После этого г. Черчилль от своего и Вашего имени сообщил 12 февраля уточненные сроки англо-американской операции в Тунисе и Средиземном море, а также на западном побережье Европы. В этом сообщении говорилось, что Великобританией и Соединенными Штатами энергично ведутся приготовления к операции форсирования Канала в августе 1943 года и что если этому помешает погода или другие причины, то эта операция будет подготовлена с участием более крупных сил на сентябрь 1943 года.
Теперь, в мае 1943 года, Вами вместе с г.
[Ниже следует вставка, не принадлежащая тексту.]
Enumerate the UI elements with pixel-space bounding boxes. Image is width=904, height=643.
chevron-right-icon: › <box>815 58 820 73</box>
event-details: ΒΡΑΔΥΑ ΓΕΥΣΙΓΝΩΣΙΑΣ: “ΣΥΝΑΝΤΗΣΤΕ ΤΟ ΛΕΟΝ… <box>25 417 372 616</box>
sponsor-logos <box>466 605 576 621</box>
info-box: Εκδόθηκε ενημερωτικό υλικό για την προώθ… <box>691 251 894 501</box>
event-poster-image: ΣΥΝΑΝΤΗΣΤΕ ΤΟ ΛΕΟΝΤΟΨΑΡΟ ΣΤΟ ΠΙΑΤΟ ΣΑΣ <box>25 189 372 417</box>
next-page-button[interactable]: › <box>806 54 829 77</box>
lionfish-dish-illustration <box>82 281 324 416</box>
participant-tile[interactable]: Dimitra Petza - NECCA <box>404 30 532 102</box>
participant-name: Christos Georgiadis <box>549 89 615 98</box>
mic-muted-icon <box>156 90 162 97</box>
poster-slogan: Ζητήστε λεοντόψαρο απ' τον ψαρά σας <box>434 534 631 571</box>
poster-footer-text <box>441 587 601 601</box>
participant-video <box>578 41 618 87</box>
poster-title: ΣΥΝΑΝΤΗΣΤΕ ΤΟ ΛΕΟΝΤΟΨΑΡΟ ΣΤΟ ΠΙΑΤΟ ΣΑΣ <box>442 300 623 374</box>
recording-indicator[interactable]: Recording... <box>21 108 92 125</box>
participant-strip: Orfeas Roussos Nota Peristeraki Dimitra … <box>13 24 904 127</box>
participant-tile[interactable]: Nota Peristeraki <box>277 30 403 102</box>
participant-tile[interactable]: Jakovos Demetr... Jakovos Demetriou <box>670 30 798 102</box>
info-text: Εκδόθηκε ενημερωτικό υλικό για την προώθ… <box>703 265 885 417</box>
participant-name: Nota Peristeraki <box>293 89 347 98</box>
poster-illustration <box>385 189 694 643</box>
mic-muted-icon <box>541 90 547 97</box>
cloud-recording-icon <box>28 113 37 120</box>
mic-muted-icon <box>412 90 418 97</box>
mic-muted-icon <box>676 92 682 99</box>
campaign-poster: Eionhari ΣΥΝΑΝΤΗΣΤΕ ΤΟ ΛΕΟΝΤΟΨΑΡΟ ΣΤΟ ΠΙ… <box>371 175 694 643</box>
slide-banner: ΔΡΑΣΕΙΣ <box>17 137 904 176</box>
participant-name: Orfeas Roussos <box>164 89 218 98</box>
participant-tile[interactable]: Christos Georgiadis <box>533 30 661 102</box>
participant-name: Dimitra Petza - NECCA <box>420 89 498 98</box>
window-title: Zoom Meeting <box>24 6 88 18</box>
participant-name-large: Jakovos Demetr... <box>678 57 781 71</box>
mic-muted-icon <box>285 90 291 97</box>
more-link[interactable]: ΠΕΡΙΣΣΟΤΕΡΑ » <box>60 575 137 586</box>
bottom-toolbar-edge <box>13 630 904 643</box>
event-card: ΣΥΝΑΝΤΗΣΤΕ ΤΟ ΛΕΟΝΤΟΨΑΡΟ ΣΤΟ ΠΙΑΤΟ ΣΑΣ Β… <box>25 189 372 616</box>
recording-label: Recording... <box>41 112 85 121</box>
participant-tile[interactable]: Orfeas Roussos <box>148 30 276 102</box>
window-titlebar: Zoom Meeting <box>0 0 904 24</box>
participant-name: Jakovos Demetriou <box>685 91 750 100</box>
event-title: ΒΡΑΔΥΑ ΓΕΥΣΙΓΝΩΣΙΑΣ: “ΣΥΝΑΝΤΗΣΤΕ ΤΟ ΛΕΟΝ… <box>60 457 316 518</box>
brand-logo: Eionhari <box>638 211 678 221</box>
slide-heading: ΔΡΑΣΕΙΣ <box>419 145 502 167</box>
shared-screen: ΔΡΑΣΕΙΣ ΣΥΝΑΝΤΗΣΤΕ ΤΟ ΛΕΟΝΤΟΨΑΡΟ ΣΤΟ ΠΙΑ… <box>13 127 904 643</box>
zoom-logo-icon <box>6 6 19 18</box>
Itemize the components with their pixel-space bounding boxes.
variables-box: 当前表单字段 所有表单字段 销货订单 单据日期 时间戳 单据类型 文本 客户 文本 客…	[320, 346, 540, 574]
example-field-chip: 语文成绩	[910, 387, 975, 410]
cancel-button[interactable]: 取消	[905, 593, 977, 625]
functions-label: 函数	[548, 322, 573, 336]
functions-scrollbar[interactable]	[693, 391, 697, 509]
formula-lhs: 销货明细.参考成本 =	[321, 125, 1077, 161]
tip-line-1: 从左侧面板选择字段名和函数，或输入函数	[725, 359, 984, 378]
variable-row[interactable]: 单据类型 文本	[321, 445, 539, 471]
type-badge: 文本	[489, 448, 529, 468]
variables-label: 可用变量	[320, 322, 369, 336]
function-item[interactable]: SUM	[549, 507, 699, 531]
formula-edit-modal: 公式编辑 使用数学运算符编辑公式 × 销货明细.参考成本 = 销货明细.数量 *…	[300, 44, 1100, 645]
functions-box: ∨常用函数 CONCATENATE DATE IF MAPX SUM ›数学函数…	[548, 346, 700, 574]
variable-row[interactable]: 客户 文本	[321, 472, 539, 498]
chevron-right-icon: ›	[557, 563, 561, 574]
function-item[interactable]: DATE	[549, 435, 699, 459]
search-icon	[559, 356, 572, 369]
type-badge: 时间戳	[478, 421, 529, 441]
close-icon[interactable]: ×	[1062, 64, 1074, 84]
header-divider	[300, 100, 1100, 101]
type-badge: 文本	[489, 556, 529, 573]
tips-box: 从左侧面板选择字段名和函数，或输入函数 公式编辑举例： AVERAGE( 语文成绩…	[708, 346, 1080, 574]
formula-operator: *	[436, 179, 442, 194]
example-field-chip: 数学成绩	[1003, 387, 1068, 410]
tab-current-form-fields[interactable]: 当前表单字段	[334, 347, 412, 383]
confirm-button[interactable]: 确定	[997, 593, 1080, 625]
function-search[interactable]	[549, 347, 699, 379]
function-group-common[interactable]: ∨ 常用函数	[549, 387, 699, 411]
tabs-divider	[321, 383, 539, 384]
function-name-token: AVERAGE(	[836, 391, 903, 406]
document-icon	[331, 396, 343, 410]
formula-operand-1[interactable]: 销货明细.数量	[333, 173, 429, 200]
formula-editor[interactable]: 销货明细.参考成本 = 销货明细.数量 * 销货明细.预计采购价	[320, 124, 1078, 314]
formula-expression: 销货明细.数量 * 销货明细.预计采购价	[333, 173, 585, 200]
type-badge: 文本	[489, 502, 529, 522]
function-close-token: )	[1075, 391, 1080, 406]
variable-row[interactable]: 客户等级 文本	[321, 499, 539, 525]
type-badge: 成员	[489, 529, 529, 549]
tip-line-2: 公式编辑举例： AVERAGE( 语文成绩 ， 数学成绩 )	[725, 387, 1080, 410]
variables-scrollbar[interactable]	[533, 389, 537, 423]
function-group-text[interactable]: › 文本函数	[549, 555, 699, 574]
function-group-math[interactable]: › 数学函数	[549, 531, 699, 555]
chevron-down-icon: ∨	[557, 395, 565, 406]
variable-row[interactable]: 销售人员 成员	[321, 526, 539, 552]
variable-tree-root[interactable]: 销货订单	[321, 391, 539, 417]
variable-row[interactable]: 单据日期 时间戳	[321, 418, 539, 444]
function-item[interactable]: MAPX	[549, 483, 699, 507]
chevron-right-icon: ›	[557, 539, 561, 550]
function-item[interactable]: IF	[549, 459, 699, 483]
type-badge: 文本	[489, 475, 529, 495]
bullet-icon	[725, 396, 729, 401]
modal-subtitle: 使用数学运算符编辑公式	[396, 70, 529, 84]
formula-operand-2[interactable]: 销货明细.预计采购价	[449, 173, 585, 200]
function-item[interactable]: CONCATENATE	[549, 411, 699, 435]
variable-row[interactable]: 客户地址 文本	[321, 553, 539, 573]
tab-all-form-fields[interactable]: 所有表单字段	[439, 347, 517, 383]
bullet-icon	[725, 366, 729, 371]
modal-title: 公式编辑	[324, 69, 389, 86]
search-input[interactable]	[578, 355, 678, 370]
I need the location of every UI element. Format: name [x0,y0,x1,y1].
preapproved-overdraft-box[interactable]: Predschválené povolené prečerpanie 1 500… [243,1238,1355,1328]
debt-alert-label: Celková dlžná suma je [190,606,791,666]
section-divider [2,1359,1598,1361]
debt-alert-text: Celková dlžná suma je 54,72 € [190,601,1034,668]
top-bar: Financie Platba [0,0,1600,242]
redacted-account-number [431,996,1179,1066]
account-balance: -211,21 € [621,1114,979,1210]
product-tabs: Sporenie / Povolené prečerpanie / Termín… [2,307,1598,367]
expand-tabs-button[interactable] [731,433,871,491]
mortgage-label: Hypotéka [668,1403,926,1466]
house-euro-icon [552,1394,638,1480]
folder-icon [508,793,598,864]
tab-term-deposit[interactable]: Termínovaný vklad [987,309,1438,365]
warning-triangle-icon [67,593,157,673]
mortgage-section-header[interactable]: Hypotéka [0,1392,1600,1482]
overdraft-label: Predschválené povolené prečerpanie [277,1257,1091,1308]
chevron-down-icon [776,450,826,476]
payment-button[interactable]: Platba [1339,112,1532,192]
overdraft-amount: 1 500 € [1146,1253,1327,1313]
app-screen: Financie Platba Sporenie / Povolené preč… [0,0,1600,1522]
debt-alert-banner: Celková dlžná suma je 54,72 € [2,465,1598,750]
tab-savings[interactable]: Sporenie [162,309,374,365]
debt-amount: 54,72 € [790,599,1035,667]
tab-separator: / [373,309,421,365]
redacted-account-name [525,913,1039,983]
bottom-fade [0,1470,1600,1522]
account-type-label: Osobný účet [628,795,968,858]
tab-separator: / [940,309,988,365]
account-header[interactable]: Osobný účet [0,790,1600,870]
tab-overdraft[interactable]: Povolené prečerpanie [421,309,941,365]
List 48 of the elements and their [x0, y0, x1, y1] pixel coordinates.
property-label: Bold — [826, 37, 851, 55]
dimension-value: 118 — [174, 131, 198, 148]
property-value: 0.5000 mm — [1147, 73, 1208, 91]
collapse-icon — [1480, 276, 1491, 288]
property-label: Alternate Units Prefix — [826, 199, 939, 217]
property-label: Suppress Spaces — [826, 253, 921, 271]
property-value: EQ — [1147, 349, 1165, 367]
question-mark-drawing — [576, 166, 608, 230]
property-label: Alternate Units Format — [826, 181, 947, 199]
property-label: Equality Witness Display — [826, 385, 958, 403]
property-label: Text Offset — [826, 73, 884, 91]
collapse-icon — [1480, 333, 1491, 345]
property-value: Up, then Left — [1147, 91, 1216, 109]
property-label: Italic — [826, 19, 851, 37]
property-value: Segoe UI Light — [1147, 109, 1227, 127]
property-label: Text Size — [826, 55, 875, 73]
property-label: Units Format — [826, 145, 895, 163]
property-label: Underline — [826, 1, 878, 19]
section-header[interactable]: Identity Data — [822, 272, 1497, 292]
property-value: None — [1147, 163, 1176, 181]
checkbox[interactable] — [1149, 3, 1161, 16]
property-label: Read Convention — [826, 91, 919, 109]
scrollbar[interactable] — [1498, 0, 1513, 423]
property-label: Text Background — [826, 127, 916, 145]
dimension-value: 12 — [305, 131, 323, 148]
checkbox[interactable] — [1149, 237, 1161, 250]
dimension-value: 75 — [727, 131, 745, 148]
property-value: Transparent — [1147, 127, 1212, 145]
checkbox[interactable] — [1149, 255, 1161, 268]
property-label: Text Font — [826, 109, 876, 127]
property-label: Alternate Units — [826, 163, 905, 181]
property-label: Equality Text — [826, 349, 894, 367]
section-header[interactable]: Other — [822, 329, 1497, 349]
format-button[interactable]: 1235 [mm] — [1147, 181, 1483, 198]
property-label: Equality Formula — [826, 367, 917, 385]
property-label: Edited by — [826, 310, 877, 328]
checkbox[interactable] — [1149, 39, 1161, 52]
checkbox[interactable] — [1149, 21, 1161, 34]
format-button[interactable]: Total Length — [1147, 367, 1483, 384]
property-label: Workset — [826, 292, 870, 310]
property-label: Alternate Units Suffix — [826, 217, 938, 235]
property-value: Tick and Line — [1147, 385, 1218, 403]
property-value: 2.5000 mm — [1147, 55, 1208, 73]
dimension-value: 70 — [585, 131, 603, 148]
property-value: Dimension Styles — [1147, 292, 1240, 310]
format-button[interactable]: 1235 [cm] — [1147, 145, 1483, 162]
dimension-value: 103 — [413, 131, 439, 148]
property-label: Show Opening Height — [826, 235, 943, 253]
Черчиллем принимается решение, откладывающее англо-американское вторжение в Западную Европу на весну 1944 года. То есть — открытие второго фронта в Западной Европе, уже отложенное с 1942 года на 1943 год, вновь откладывается, на этот раз на весну 1944 года.
Это Ваше решение создает исключительные трудности для Советского Союза, уже два года ведущего войну с главными силами Германии и ее сателлитов с крайним напряжением всех своих сил, и предоставляет Советскую Армию, сражающуюся не только за свою страну, но и за своих союзников, своим собственным силам, почти в единоборстве с еще очень сильным и опасным врагом.
Нужно ли говорить о том, какое тяжелое и отрицательное впечатление в Советском Союзе — в народе и в армии — произведет это новое откладывание второго фронта и оставление нашей армии, принесшей столько жертв, без ожидавшейся серьезной поддержки со стороны англо-американских армий.
Что касается Советского Правительства, то оно не находит возможным присоединиться к такому решению, принятому к тому же без его участия и без попытки совместно обсудить этот важнейший вопрос и могущему иметь тяжелые последствия для дальнейшего хода войны».
Послание, которое глава Советского правительства отправил 24 июня 1943 г. Уинстону Черчиллю, было еще более резким.
«Мне вполне понятна сложность организации англо-американского вторжения в Западную Европу, в частности организации переброски войск через Канал, — писал И. В. Сталин. — …Из Ваших сообщений прошлого и этого года я вынес уверенность, что Вы и Президент отдавали себе полный отчет в трудностях организации такой операции и что соответствующая подготовка этого вторжения Вами совместно с Президентом ведется с полным учетом этих трудностей и со всем необходимым напряжением сил и средств. Еще в прошлом году Вы сообщили, что вторжение в Европу английских и американских войск в большом масштабе будет произведено в 1943 году…
В начале нынешнего года Вы от своего имени и от имени Президента дважды сообщали о Ваших решениях по вопросу о вторжении англо-американских войск в Западную Европу с целью „отвлечь значительные германские сухопутные и военно-воздушные силы с русского фронта“. При этом Вы ставили задачей поставить Германию на колени уже в 1943 году и определяли срок вторжения не позже сентября месяца…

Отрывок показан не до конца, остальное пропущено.